Some of them have turned out to justify our commitment. They produced
outstanding successes. Others haven’t, and we may or not blame them for the
shortfall. But we probably recall them with some affection no matter what.
Anyone required to lead needs to understand this matter.
If you are gifted with the indefinable attraction that gathers people to
you, weigh your responsibility carefully. Do your homework. Know how easily you
can become a fondly-remembered failure. Fight arrogance.
Before you become really successful, you’ll have to become good. Many of
you do. Takes work, and you commit to it. What wonders you can achieve!
The rest of us, the vast majority nakedly dependent upon our ordinary
personalities and our efforts, should waste no time envying the lucky ones.
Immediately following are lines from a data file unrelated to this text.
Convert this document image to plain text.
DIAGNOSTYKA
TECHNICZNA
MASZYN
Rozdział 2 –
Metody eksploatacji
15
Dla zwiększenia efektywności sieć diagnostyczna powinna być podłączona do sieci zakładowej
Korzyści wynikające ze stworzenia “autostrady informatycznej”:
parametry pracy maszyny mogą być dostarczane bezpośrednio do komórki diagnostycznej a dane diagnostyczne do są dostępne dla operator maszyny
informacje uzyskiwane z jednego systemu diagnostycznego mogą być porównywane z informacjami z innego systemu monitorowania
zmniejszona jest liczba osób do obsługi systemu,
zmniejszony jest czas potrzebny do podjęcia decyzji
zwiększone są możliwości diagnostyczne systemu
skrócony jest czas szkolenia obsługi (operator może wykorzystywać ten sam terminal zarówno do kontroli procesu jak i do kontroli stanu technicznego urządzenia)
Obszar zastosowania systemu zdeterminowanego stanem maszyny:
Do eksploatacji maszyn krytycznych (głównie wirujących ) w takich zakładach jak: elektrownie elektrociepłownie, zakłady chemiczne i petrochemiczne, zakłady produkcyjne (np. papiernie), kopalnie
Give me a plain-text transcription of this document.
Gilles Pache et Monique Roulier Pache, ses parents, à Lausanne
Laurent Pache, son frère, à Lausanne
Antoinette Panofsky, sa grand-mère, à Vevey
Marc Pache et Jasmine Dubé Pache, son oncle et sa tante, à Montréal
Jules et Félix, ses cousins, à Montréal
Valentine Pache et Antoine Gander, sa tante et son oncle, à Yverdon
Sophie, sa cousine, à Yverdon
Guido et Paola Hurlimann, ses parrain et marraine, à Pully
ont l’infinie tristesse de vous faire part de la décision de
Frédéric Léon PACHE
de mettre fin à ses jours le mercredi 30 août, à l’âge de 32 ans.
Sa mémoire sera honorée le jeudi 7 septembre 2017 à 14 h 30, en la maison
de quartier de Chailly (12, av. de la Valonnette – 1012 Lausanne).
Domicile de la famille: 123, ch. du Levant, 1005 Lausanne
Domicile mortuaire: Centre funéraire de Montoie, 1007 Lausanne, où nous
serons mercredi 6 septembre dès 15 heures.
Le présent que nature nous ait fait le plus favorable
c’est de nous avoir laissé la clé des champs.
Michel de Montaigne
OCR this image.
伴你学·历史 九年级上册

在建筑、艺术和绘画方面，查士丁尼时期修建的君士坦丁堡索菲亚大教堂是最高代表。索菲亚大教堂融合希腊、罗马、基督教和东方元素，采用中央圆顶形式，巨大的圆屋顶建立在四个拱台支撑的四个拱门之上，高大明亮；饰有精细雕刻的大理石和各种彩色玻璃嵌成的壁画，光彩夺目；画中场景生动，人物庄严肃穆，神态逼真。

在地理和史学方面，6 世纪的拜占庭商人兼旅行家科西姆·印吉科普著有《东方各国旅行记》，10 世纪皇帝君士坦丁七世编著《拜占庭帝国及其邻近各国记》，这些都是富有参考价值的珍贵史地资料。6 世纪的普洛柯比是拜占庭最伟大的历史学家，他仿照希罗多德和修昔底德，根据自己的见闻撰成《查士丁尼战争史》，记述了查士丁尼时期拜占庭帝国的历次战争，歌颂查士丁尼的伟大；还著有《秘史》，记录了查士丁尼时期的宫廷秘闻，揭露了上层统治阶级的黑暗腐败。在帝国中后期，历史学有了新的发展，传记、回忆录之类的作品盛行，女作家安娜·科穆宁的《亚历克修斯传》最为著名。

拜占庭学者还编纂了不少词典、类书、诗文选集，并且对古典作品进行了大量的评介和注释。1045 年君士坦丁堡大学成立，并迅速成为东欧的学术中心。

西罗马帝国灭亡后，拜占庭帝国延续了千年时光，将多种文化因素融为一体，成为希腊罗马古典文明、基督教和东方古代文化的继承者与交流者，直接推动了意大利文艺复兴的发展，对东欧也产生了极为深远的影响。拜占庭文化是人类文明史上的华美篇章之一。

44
They have their own burdens to bear, and while they are working their way
through that we can surge into leadership. We do so as we look to our homework, devote ourselves to the tasks at hand and persistently turn out permanent,
tangible results.
In the end, the common currency of leadership is trust, that belief you
inspire in people that you will indeed get them where they want to go, if they
will give you what you ask of them.
You’ve got to be as convincing as the con man and the honest charismatic,
but as hardworking as it takes. There is nothing more powerful than an earned history to inspire sustained
confidence and longtime followership.
On a level playing field, confident competence has the hammer, however it
came about. Can’t be more sincere than that.